Palindromes: Search for numbers in the newspaper that are palindromes (a number that remains the same when written backwards, such as 656). If you can’t find a palindromic number, compute the palindrome of any number by reversing the digits and adding the numbers together. For example, to find the palindrome of 369, add 963 to it. This gives 1,332, which is not a palindrome. Then add its reverse (2,331) to it, which equals 3663, a palindrome.
Computing Commissions: Determine the commission you would make if you sold a car listed in the classified section and made 13% commission. Find the car you would most like to sell and compute the commission you’d make.
Computing Car Finance Charges: Identify and cut several ads from the newspaper that offer credit terms. Determine the total amount paid for the product under the credit terms. For example, find your dream car in the classified ads. Pretend that you put $2,000 down payment and finance the balance for three years at 15%. How much will you pay the bank? What will your monthly payments be?
Interest on Savings: Put $1,000 in an imaginary savings account. Skim the bank ads in the The Washington Times to determine which savings plan would be most profitable. Compute the interest on this money at the end of one year if the interest in compounded quarterly at 7.5 %.
Budgeting for Travel: Plan a trip! Pretend that you have $2,000 to go anywhere you want. Skim the The Washington Times for advertisements on vacation areas and transportation. Make a list of your possible expenses and budget your money for the trip.
Miles Per Gallon: Use a car advertisement from the newspaper that gives the estimated miles per gallon. Determine the cost of driving from your city to another at the current price of gasoline per gallon.
Vital Statistics: Look through the obituaries in teh newspaper and find the average age of death for one day. Keep a record of your findings for a week and graph your results. On one given day: Find the median age of death, the mode age of death, the average age of death for men and the average age of death for women.
Graphing TV Entertainment: Categorize the television shows in today’s TV schedule in the newspaper into the following headlines: religious, educational, humorous, sports or informative. Calculate the fractional part of the total TV schedule occupied by each type of show. Construct a circle graph to illustrate this.

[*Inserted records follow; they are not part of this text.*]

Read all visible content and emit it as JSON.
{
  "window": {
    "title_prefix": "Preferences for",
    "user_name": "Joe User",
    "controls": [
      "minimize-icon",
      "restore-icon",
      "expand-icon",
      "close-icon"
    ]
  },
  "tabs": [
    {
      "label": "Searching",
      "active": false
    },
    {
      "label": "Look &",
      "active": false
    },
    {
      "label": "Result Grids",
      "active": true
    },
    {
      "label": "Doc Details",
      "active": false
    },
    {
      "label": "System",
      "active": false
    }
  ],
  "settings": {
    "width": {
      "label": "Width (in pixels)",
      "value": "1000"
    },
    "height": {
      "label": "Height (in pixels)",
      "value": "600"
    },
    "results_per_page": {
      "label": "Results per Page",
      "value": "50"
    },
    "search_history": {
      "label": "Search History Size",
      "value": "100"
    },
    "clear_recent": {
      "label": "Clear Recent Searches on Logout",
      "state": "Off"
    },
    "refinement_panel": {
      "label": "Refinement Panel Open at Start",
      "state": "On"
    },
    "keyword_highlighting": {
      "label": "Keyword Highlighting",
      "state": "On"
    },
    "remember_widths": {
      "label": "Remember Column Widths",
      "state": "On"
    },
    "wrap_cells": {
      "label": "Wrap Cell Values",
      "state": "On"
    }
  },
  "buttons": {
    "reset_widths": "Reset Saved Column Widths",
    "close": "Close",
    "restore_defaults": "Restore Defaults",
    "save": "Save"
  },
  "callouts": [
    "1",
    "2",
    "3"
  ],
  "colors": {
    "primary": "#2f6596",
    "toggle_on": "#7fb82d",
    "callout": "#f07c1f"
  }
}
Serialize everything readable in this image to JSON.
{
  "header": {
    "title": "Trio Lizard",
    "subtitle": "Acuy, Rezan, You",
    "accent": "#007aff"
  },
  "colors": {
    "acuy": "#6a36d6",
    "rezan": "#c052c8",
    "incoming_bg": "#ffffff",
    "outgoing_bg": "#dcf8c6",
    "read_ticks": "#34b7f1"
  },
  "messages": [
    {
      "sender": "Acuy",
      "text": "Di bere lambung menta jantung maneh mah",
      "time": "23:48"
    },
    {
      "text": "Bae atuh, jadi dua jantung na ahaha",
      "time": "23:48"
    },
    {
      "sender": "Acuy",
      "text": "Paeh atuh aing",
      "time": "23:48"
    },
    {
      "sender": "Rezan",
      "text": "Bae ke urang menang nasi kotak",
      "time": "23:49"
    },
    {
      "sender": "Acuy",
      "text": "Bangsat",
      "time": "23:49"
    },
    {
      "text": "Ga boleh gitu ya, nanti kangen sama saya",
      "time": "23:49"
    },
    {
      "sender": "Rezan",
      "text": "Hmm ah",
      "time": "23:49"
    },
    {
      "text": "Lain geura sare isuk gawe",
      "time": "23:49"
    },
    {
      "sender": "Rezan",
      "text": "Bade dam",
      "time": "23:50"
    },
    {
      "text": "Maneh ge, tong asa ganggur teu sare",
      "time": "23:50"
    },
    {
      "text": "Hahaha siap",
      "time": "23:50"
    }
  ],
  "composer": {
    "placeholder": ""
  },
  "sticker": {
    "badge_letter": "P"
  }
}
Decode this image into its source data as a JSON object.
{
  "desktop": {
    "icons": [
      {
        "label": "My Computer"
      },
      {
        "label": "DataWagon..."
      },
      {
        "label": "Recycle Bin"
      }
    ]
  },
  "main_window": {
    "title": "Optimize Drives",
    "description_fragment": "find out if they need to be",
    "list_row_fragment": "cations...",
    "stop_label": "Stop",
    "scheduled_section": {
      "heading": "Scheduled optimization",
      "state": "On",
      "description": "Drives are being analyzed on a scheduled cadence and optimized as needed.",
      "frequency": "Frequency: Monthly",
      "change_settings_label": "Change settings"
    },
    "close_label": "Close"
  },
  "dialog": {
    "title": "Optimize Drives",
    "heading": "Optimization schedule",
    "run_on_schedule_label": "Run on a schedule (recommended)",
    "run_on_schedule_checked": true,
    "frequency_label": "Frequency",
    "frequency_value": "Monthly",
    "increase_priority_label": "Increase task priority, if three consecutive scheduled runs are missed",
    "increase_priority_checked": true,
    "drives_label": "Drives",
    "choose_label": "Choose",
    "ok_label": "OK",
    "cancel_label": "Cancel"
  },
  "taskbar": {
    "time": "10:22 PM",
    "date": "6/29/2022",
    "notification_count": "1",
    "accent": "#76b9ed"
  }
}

Surface Area: Calculate the surface area of the walls in your room. Determine the amount of paint you need. Shop for paint in the The Washington Times ads to get the best paint for your money. Determine the cost of painting your room. (Assume that one gallon of paint covers 400 square feet.)
Geometry — Lines and Angles: Clip pictures from the newspaper that illustrate different types of lines (parallel, perpendicular and askew). Or find pictures that illustrate different types of angles (right, acute, obtuse and straight.)
Math in the News: Select an article of interest in the newspaper concerning science, technology, business or home economics. Identify the role played by mathematics in the event described in the article.
Metric Measuring — Areas: Choose three pictures or ads from the newspaper. Using a metric rule, figure the area of each ad in square centimeters. Then convert each into square millimeters and square meters.